Hot Seller’s Market continues in Lincoln, Wayland, but fades in Concord

Posted on Posted in Bedford, Buying, Concord, Lexington, Lincoln, Market News, Marketing & Selling, Sudbury, Wayland, Weston

There are still only 12 houses on the market in Lincoln. That is extraordinarily low inventory, which has meant higher than expected offer prices for those houses that have come onto the market this spring. There is so little on the market, and what there is makes new listings look SO GOOD, but it is hard to know how long this seller’s market will last. Well, it’ll last until ten or more houses come on and don’t sell immediately.

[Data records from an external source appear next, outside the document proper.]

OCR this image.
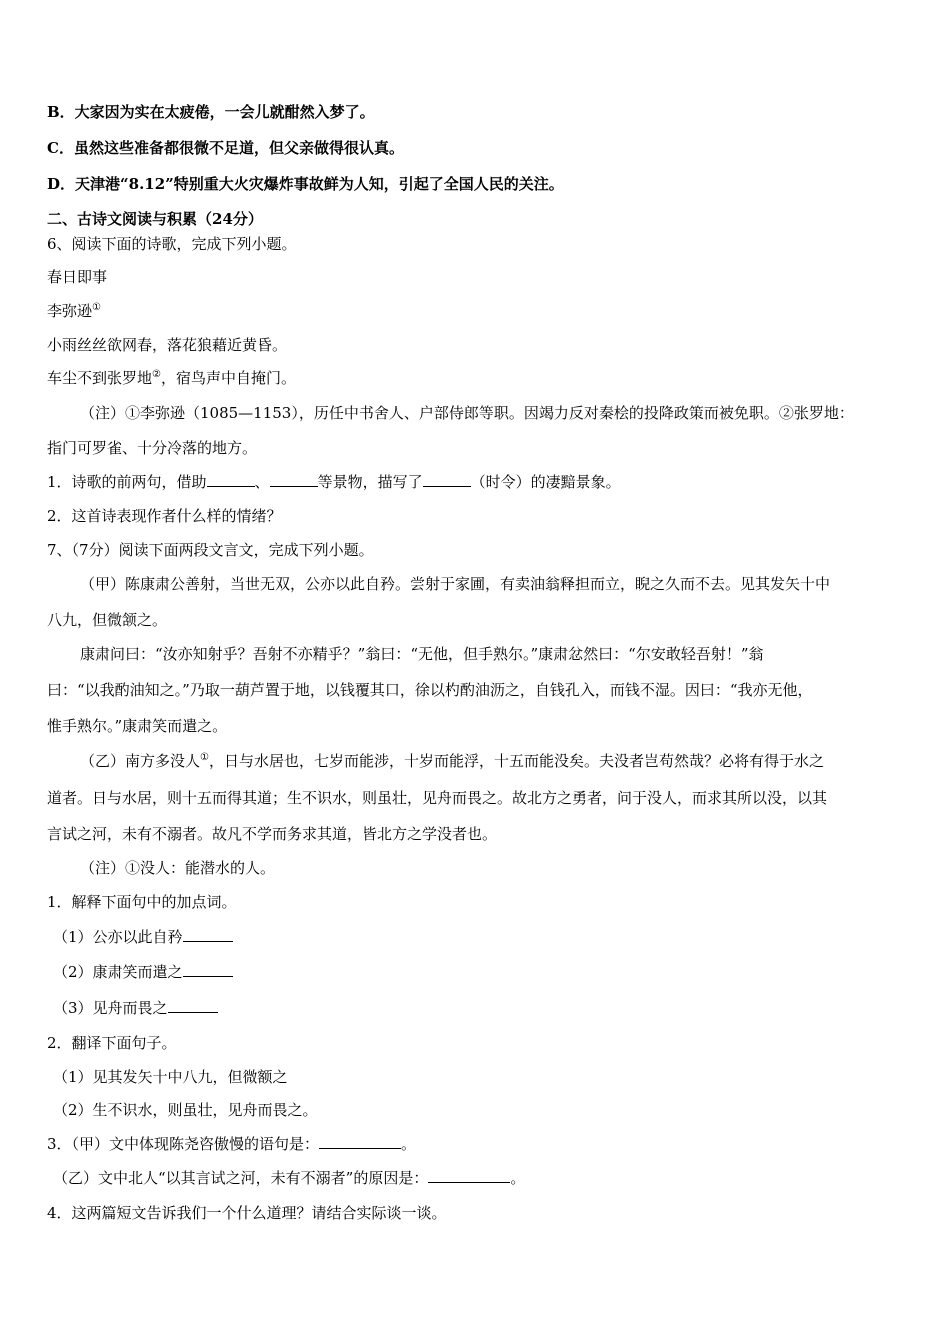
B．大家因为实在太疲倦，一会儿就酣然入梦了。
C．虽然这些准备都很微不足道，但父亲做得很认真。
D．天津港“8.12”特别重大火灾爆炸事故鲜为人知，引起了全国人民的关注。
二、古诗文阅读与积累（24分）
6、阅读下面的诗歌，完成下列小题。
春日即事
李弥逊①
小雨丝丝欲网春，落花狼藉近黄昏。
车尘不到张罗地②，宿鸟声中自掩门。
（注）①李弥逊（1085—1153），历任中书舍人、户部侍郎等职。因竭力反对秦桧的投降政策而被免职。②张罗地：
指门可罗雀、十分冷落的地方。
1．诗歌的前两句，借助	、	等景物，描写了	（时令）的凄黯景象。
2．这首诗表现作者什么样的情绪？
7、（7分）阅读下面两段文言文，完成下列小题。
（甲）陈康肃公善射，当世无双，公亦以此自矜。尝射于家圃，有卖油翁释担而立，睨之久而不去。见其发矢十中
八九，但微颔之。
康肃问曰：“汝亦知射乎？吾射不亦精乎？”翁曰：“无他，但手熟尔。”康肃忿然曰：“尔安敢轻吾射！”翁
曰：“以我酌油知之。”乃取一葫芦置于地，以钱覆其口，徐以杓酌油沥之，自钱孔入，而钱不湿。因曰：“我亦无他，
惟手熟尔。”康肃笑而遣之。
（乙）南方多没人①，日与水居也，七岁而能涉，十岁而能浮，十五而能没矣。夫没者岂苟然哉？必将有得于水之
道者。日与水居，则十五而得其道；生不识水，则虽壮，见舟而畏之。故北方之勇者，问于没人，而求其所以没，以其
言试之河，未有不溺者。故凡不学而务求其道，皆北方之学没者也。
（注）①没人：能潜水的人。
1．解释下面句中的加点词。
（1）公亦以此自矜
（2）康肃笑而遣之
（3）见舟而畏之
2．翻译下面句子。
（1）见其发矢十中八九，但微额之
（2）生不识水，则虽壮，见舟而畏之。
3．（甲）文中体现陈尧咨傲慢的语句是：	。
（乙）文中北人“以其言试之河，未有不溺者”的原因是：	。
4．这两篇短文告诉我们一个什么道理？请结合实际谈一谈。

For comparison, last year on March 27, there were 20 houses on the market, and the year before there were 18.

In Wayland, the same thing is happening, with only 17 houses on the market. Exactly a year ago (3/27/17) there were 22, and two years ago, there were 42.

Similarly in Sudbury, there are 46 houses on the market right now, compared with 57 last year at this time. In 2016 there were 62.

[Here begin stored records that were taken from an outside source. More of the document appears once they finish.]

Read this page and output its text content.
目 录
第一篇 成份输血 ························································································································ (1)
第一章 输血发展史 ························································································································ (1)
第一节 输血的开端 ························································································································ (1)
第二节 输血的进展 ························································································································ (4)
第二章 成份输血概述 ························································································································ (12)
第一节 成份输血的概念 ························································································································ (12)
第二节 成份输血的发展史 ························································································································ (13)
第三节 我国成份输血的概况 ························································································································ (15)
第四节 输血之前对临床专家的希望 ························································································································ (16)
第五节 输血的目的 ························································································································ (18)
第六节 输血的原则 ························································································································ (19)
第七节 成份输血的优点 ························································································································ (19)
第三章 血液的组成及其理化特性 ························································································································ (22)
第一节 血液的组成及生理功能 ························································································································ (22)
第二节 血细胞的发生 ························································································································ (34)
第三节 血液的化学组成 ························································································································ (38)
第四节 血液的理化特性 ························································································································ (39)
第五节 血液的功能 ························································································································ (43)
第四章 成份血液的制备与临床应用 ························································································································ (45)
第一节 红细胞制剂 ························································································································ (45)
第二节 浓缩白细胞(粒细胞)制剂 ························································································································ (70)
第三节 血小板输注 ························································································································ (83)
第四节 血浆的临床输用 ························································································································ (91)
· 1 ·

Even Weston, which rarely follows the same rules that seem to apply to other markets (insofar as their prices are higher even though houses take longer to sell), has 61 houses on right now, compared with in 97 on March 27, 2017 and 104 in 2016.

Carlisle has not seen much change, last year there were 21 and this year there are 23 on the market on March 27.

Bedford is slowing a bit compared with last year at this moment with 15 on right now, compared with 11 last year and 24 the year before.

Lexington hasn’t seen a huge decline relative to 2016 which on March 27th had 53 houses on the market and 2017 which had 52, at this moment there are 43 houses on the market.

Concord has the reverse trend, with 81 houses on the market today. That is up substantially from 51 on this date in 2017 and 61 in 2016.

Lexington has a median house list price right now of $1.8M, which is higher than Concord’s $1.68, though last year, it was reversed with Concord’s median list price at $1.75 compared to Lexington’s $1.69m. It would appear Concord has shifted into buyers’ market territory, leaving its neighbors behind.